According to this study, urban residents were found to be more adherent than rural residents. This was consistent with studies done in Ethiopia [13,14]. This might be because urban residents had good knowledge about glaucoma and the importance of adherence to topical anti-glaucoma medications [22]. Urban residents also have better access to eye care centers and pharmacies for replenishment when they run out of medications before their next visit.

In addition, patients with higher educational level (diploma and above) were more likely to be adherent compared to patients who can’t read and write. This result is supported by the study done in Ethiopia [15]. The reason for this may be because patients with higher educational level might easily understand the prescribed regimen [23] might have good knowledge about the importance of medication adherence [17,22,24] and may take reminder notes.

The present study also revealed that glaucoma patients with monthly follow-up visits were more likely to be adherent than those who came to the hospitals less frequently (every three months and more). This was supported by similar studies done in Iran and Ethiopia [16,20]. This might be explained by the fact that patients with frequent follow-ups might get frequent reinforcements from their physicians and frequent medication refills, which might keep them adherent to their medications. Additionally, patients with frequent follow-ups might learn more about the importance of adherence to glaucoma medications [20] from their physicians or from other patients.

Finally, this study also confirmed that glaucoma patients with normal vision were more adherent to their topical anti-glaucoma medications than those with severe visual impairment and blindness. This was supported by studies done in Ethiopia [13,14] and Brazil [25]. The reason might be due to the fact that patients with normal vision might have less difficulty identifying and applying their drops than those with severe visual impairment and blindness. In other words, the reason for poor vision might be poor adherence to topical anti-glaucoma medications. Another possible reason could be that patients with good vision might be economically better, which might be helpful to get a continuous supply of topical anti-glaucoma medications [16].

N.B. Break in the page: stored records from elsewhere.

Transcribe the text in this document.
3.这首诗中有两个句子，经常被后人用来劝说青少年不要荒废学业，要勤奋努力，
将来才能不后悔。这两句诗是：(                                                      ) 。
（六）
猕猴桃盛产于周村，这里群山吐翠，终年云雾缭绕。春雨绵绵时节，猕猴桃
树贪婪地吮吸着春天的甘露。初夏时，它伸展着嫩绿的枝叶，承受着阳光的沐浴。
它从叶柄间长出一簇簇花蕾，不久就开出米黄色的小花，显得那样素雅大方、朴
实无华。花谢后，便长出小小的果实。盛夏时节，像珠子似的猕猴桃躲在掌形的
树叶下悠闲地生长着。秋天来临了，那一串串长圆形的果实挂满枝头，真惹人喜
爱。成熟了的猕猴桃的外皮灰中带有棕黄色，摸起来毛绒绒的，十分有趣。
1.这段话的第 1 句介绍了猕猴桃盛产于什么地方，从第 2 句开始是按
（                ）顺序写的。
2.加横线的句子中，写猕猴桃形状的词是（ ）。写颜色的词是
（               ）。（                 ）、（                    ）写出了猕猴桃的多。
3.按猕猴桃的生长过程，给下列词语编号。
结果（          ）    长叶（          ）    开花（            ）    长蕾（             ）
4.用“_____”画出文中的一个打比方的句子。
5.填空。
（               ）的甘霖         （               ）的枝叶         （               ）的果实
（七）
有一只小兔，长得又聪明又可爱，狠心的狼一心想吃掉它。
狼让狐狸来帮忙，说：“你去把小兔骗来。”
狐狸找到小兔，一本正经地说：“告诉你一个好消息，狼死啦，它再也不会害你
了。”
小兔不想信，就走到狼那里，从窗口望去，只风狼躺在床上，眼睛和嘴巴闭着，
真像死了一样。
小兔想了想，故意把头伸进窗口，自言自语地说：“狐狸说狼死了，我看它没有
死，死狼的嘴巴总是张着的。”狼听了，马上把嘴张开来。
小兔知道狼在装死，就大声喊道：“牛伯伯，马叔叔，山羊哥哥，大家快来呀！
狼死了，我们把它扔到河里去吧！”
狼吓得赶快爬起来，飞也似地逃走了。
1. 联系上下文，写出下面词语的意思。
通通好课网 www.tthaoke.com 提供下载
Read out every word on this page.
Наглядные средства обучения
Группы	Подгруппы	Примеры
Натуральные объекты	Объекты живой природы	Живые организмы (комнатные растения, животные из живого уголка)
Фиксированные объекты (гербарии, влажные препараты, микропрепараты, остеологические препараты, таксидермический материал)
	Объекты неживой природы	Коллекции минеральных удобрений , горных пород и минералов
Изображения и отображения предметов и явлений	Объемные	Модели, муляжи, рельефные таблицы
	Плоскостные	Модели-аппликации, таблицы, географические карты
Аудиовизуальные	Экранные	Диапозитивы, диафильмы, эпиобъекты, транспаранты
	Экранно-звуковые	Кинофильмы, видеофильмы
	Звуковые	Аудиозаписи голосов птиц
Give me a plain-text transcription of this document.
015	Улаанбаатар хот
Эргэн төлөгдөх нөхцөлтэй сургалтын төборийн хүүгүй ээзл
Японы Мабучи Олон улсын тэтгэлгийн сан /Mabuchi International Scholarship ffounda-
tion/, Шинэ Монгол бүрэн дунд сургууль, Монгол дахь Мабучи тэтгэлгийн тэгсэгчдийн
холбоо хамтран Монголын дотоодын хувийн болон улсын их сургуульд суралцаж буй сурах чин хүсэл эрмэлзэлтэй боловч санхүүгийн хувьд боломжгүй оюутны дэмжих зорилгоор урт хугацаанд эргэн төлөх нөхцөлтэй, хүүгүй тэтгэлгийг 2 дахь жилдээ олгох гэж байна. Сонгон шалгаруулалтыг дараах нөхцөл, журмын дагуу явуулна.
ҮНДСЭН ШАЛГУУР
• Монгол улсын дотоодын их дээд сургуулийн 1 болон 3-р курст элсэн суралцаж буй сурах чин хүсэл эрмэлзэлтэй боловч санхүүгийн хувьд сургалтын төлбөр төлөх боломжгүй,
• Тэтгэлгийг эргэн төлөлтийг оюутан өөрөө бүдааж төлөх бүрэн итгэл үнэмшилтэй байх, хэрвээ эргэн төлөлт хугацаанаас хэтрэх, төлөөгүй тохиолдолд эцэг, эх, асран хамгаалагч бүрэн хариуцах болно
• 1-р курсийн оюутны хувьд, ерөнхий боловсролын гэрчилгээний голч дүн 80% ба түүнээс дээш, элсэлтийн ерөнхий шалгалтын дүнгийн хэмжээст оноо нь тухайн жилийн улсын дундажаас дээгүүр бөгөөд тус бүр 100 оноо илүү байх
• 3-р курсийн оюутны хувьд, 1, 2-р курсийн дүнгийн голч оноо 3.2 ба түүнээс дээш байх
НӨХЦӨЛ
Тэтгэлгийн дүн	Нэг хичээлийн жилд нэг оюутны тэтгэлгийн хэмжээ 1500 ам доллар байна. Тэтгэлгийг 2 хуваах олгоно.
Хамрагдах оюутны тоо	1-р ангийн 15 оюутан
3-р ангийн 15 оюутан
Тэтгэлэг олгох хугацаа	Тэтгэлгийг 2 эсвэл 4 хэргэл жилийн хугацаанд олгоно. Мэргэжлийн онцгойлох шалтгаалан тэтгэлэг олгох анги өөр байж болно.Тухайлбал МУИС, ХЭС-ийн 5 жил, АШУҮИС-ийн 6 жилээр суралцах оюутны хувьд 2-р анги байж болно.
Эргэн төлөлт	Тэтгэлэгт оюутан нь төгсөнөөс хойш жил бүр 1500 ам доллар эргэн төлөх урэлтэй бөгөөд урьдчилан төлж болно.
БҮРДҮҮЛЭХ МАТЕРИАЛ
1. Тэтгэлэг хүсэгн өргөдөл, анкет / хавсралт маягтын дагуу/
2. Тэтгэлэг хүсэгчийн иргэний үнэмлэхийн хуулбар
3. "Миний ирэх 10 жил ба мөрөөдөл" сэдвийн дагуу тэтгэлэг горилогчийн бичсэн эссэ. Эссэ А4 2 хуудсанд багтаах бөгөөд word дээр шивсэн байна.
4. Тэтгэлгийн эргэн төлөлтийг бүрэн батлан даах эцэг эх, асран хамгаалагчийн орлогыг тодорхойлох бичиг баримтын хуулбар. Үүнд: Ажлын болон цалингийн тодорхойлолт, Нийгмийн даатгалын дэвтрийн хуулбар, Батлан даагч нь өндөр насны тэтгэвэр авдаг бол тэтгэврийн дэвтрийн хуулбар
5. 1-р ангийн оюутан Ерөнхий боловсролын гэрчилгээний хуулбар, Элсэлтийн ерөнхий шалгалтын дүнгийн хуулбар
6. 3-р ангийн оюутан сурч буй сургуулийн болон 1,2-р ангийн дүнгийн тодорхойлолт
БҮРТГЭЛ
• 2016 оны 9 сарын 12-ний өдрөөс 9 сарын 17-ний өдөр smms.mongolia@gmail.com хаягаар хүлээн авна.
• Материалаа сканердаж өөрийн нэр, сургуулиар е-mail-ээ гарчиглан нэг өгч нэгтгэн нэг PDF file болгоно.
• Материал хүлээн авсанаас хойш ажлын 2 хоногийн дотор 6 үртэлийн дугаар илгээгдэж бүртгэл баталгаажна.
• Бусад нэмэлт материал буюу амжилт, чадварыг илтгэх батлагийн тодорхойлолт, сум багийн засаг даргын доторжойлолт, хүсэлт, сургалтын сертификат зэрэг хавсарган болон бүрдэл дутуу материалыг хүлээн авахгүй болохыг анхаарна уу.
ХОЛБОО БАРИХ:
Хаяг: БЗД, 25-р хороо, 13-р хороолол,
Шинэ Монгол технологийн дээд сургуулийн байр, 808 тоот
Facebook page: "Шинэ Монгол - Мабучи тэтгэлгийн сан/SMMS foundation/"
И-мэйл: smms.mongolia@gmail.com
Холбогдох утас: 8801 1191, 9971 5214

In this study around 45% of participants were non adherent to their topical anti-glaucoma medications. Therefore, appropriate and frequent patient education on the lifelong nature of the disease and the importance of keeping with medication plans may improve patients’ adherence to their medication.

Conclusion

More than half of glaucoma patients attending at Hawassa University comprehensive specialized and Yirgalem general hospitals were adherent to their topical anti-glaucoma medications. Urban residency, higher educational level, monthly follow-up frequency and normal visual acuity were significantly associated with adherence.